Truth: Preferences for unreliable solar and wind—which are often low when needed the most—have made Texas embarrassingly vulnerable to heat waves (and cold snaps).
Bloomberg: “Texas may be known for its oil and natural gas, but as temperatures breach 100F across the state for a full two weeks, it’s wind and solar power that's helping keep residents cool.”
This “journalism” is false solar and wind propaganda that should be retracted.
Bloomberg: “Texas may be known for its oil and natural gas, but... for a full two weeks, it’s been wind and solar power that helped keep residents cool.”
False: Solar and wind provided higher than average unreliable electricity that totally depended on reliable gas, coal, and nuclear.5
Bloomberg: “Green-power sources contributed about a third of total output Wednesday.”
This is blatant cherry-picking: taking an unusually good day of sunlight and wind and pretending it can be generalized.
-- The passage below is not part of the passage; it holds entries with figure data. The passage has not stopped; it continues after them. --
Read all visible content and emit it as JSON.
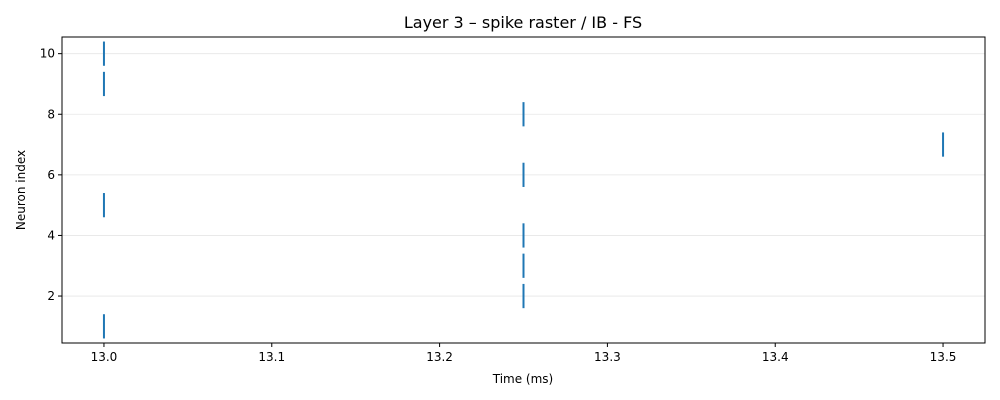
{
  "chart_data": {
    "type": "scatter",
    "marker": "vertical-line",
    "title": "Layer 3 – spike raster / IB - FS",
    "xlabel": "Time (ms)",
    "ylabel": "Neuron index",
    "xlim": [
      12.975,
      13.525
    ],
    "ylim": [
      0.45,
      10.55
    ],
    "xticks": [
      13.0,
      13.1,
      13.2,
      13.3,
      13.4,
      13.5
    ],
    "xtick_labels": [
      "13.0",
      "13.1",
      "13.2",
      "13.3",
      "13.4",
      "13.5"
    ],
    "yticks": [
      2,
      4,
      6,
      8,
      10
    ],
    "ytick_labels": [
      "2",
      "4",
      "6",
      "8",
      "10"
    ],
    "grid": "horizontal",
    "color": "#1f77b4",
    "spikes": [
      {
        "time": 13.0,
        "neuron": 1
      },
      {
        "time": 13.25,
        "neuron": 2
      },
      {
        "time": 13.25,
        "neuron": 3
      },
      {
        "time": 13.25,
        "neuron": 4
      },
      {
        "time": 13.0,
        "neuron": 5
      },
      {
        "time": 13.25,
        "neuron": 6
      },
      {
        "time": 13.5,
        "neuron": 7
      },
      {
        "time": 13.25,
        "neuron": 8
      },
      {
        "time": 13.0,
        "neuron": 9
      },
      {
        "time": 13.0,
        "neuron": 10
      }
    ]
  }
}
Also, the unreliable output was 100% dependent on fossil-fueled life support.
- Even during the period of unusually high solar and wind that Bloomberg cherry-picked to claim “Air Conditioners Keep Humming on Renewable Power,” solar and wind at times provided < 20% of Texas electricity. Of course, that portion of the time didn't make the Bloomberg story.
- Solar and wind haven't supported the Texas power grid even for a day—and can't. Solar goes to zero every hot night, delivering nothing to air conditioning, and wind frequently cycles from <20% to >60% of its supposed “capacity.” (More accurately called “fantasy.”)
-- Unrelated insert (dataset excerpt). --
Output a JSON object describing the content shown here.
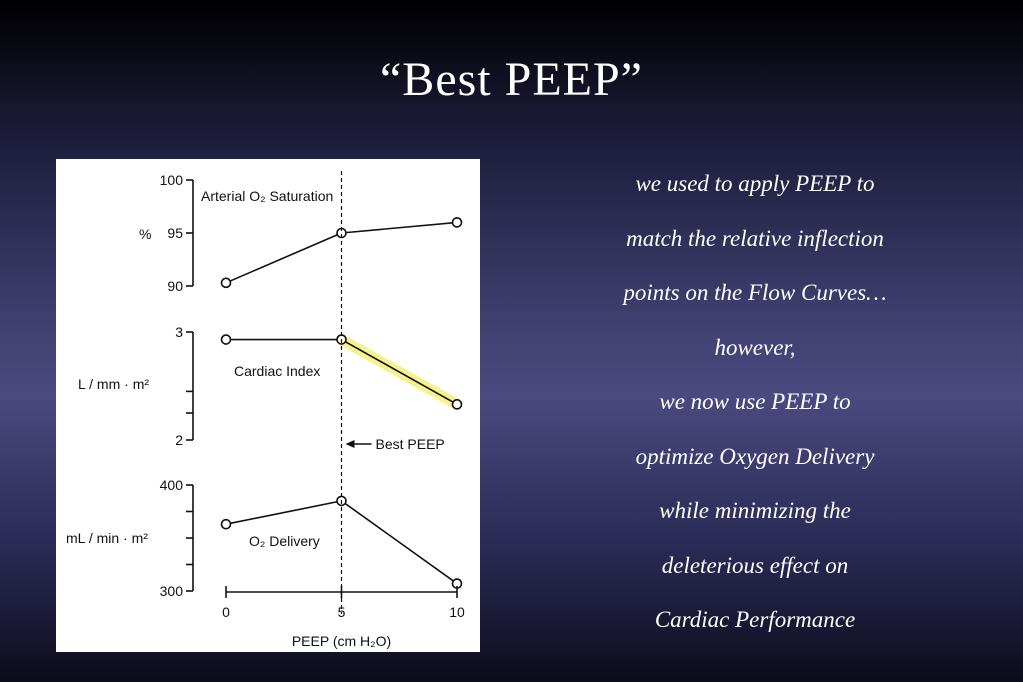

Bloomberg: “grid officials have only had to ask consumers to conserve energy on one day since extreme temperatures descended on the Lone Star State”
A proper grid focused on reliability should almost never “ask consumers to conserve energy.” Its job is to meet all demand.
- “We’ve seen record demand, but we’ve also got quite a bit of wind and solar producing. While demand is really high, so is supply.” —Bloomberg “expert” celebrating that solar and wind happen to help meet demand. Reliable sources always match high demand with high supply.
Bloomberg: “In just three years, oil-rich Texas has added the solar equivalent of 12 nuclear reactors”
There is no “solar equivalent of nuclear reactors.” Nuclear reactors work all the time, including at night. Solar often doesn't work during the day and never works at night.
It is embarrassing that Texas and the US more broadly are having trouble providing enough electricity during heat waves and cold snaps.
And it is despicable that the media are ignoring the anti-reliability policies causing the problem and instead praising unreliable solar and wind.